Sunday, March 11, 2007

Knit One Purl One

Yesterday I completed my first ever knitting class.
I learned to knit and crochet when I was very young.
To date I have been able to do the very simple things like scarves and afghans.
A couple of months ago I went into a yarn shoppe not too far from my home that offered classes for people like me.
You know how to cast on, cast off, knit and purl but not how to read a pattern or many of the other vast stitches that are out there in the knitting world.
I chose a baby sweater to knit this time, not because I have a baby that will wear it but because this class is only four consecutive Saturdays and I wanted to be able to finish the sweater or just abouts before the class ended on 3/31.

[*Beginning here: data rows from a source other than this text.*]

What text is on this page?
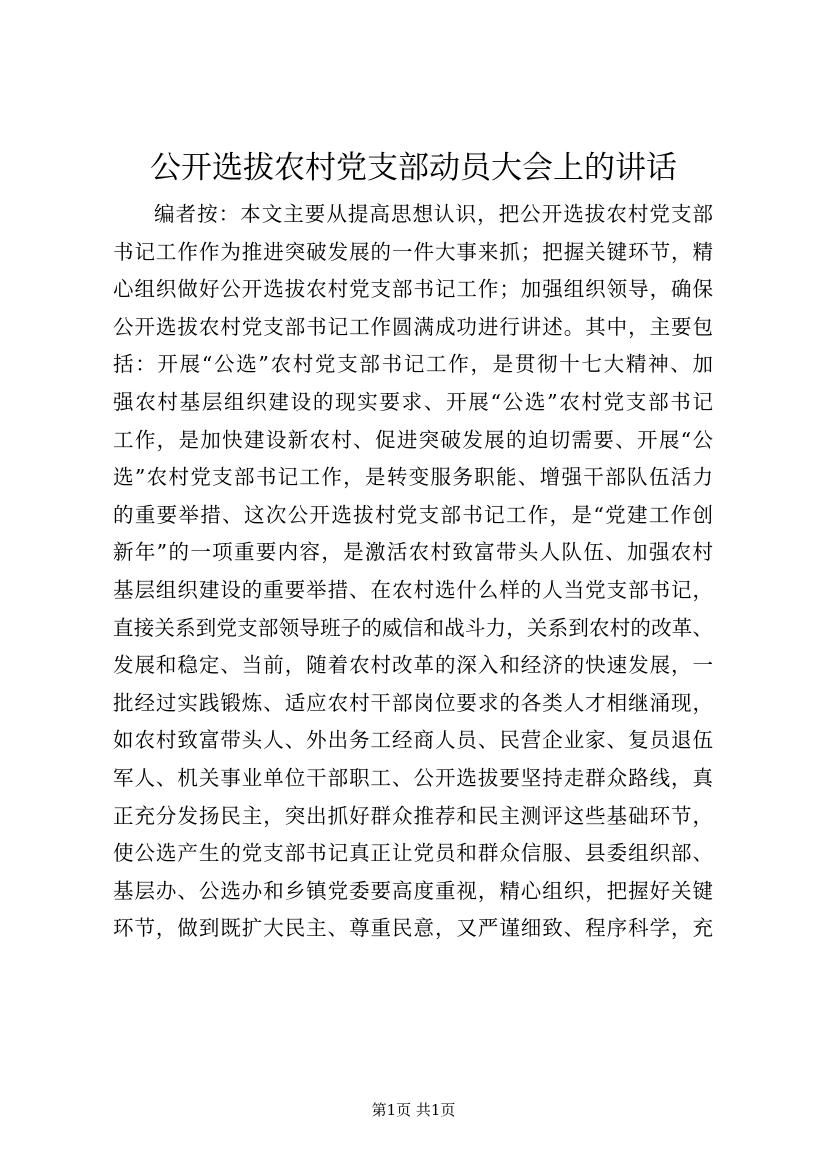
公开选拔农村党支部动员大会上的讲话
编者按：本文主要从提高思想认识，把公开选拔农村党支部
书记工作作为推进突破发展的一件大事来抓；把握关键环节，精
心组织做好公开选拔农村党支部书记工作；加强组织领导，确保
公开选拔农村党支部书记工作圆满成功进行讲述。其中，主要包
括：开展“公选”农村党支部书记工作，是贯彻十七大精神、加
强农村基层组织建设的现实要求、开展“公选”农村党支部书记
工作，是加快建设新农村、促进突破发展的迫切需要、开展“公
选”农村党支部书记工作，是转变服务职能、增强干部队伍活力
的重要举措、这次公开选拔村党支部书记工作，是“党建工作创
新年”的一项重要内容，是激活农村致富带头人队伍、加强农村
基层组织建设的重要举措、在农村选什么样的人当党支部书记，
直接关系到党支部领导班子的威信和战斗力，关系到农村的改革、
发展和稳定、当前，随着农村改革的深入和经济的快速发展，一
批经过实践锻炼、适应农村干部岗位要求的各类人才相继涌现，
如农村致富带头人、外出务工经商人员、民营企业家、复员退伍
军人、机关事业单位干部职工、公开选拔要坚持走群众路线，真
正充分发扬民主，突出抓好群众推荐和民主测评这些基础环节，
使公选产生的党支部书记真正让党员和群众信服、县委组织部、
基层办、公选办和乡镇党委要高度重视，精心组织，把握好关键
环节，做到既扩大民主、尊重民意，又严谨细致、程序科学，充
第1页 共1页
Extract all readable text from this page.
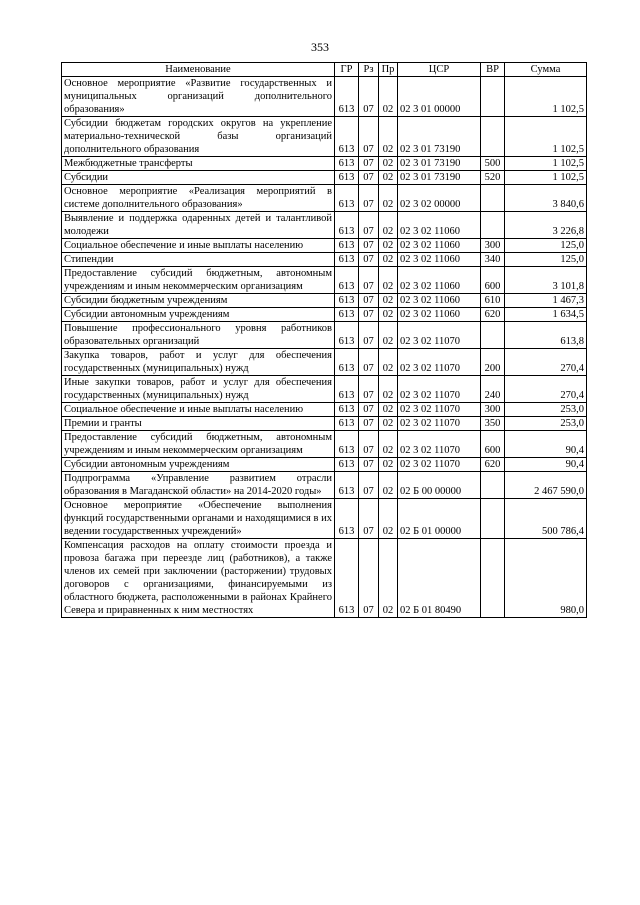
353
Наименование	ГР	Рз	Пр	ЦСР	ВР	Сумма
Основное мероприятие «Развитие государственных и муниципальных организаций дополнительного образования»	613	07	02	02 3 01 00000		1 102,5
Субсидии бюджетам городских округов на укрепление материально-технической базы организаций дополнительного образования	613	07	02	02 3 01 73190		1 102,5
Межбюджетные трансферты	613	07	02	02 3 01 73190	500	1 102,5
Субсидии	613	07	02	02 3 01 73190	520	1 102,5
Основное мероприятие «Реализация мероприятий в системе дополнительного образования»	613	07	02	02 3 02 00000		3 840,6
Выявление и поддержка одаренных детей и талантливой молодежи	613	07	02	02 3 02 11060		3 226,8
Социальное обеспечение и иные выплаты населению	613	07	02	02 3 02 11060	300	125,0
Стипендии	613	07	02	02 3 02 11060	340	125,0
Предоставление субсидий бюджетным, автономным учреждениям и иным некоммерческим организациям	613	07	02	02 3 02 11060	600	3 101,8
Субсидии бюджетным учреждениям	613	07	02	02 3 02 11060	610	1 467,3
Субсидии автономным учреждениям	613	07	02	02 3 02 11060	620	1 634,5
Повышение профессионального уровня работников образовательных организаций	613	07	02	02 3 02 11070		613,8
Закупка товаров, работ и услуг для обеспечения государственных (муниципальных) нужд	613	07	02	02 3 02 11070	200	270,4
Иные закупки товаров, работ и услуг для обеспечения государственных (муниципальных) нужд	613	07	02	02 3 02 11070	240	270,4
Социальное обеспечение и иные выплаты населению	613	07	02	02 3 02 11070	300	253,0
Премии и гранты	613	07	02	02 3 02 11070	350	253,0
Предоставление субсидий бюджетным, автономным учреждениям и иным некоммерческим организациям	613	07	02	02 3 02 11070	600	90,4
Субсидии автономным учреждениям	613	07	02	02 3 02 11070	620	90,4
Подпрограмма «Управление развитием отрасли образования в Магаданской области» на 2014-2020 годы»	613	07	02	02 Б 00 00000		2 467 590,0
Основное мероприятие «Обеспечение выполнения функций государственными органами и находящимися в их ведении государственных учреждений»	613	07	02	02 Б 01 00000		500 786,4
Компенсация расходов на оплату стоимости проезда и провоза багажа при переезде лиц (работников), а также членов их семей при заключении (расторжении) трудовых договоров с организациями, финансируемыми из областного бюджета, расположенными в районах Крайнего Севера и приравненных к ним местностях	613	07	02	02 Б 01 80490		980,0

I went to Micheal's to buy my supplies because I felt that it would be cheaper.
I found the pattern book that I wanted to use, the needles required for the project and the brand of yarn that the pattern used but not the right weight. So I ended up buying the yarn needed for the project at the yarn shop and if I would have known could have saved the money at Michael's. I may return the yarn that I bought at Michael's just because I am not sure what I would do with it now.
During class, which is two hours long I did my first ever gauge swatch to see if the way that I knitted (my personal tension on the yarn) was in compliance with the pattern.
I passed the first test as it appears that I knit tightly but not so much as to throw off the pattern in anyway.
During the making of my swatch which consisted of stockinet stitch (knit one row, purl the next) it was discovered that all of these years I have been purling incorrectly.
I was "throwing" my yarn in a clockwise fashion during purling when it needed to be thrown counter-clockwise. I often didn't use the purl stitch because I often found that if I needed to knit the row after a purl row that it was difficult for me to pick up the stitches and therefore I didn't use the purl stitch in many things that I made.
Well, if I had been doing my purling correctly I wouldn't have had the twisted stitches that made it difficult to knit a row after a purl row.
Things became much easier for me just in learning that new thing and I was able to make a great deal of progress on my swatch.
By this point there was only about 20 minutes left in class when it was finally time to start me on my project.
I casted on the required amount of stitches and began the knit one, purl one process that would become the ribbing on the bottom of the sweater.
Much to my chagrin the instructor wanted me to rip out what I had done so that she could show me a new cast on procedure that would give the garment a much better edge.
She was absolutely correct in that the new edge is much nicer, even and stable than the way that I was casting on.
I worked on the back of the sweater last night and I am proud to say that I have completed the 1-1/2 inches of ribbing for the bottom and have switched to larger needles and I am about 3 inches into the body of the sweater with 3 more to go. I have to stop when I get to that point because I chose a pattern that will need me to begin decreasing to shape the back and I have yet to learn how to do that.
All in all, the money that I have paid for the class which works out to be $8.25 per hour has already been paid back to me in the lessons that I learned yesterday.
I'll make a separate post to discuss my fellow students.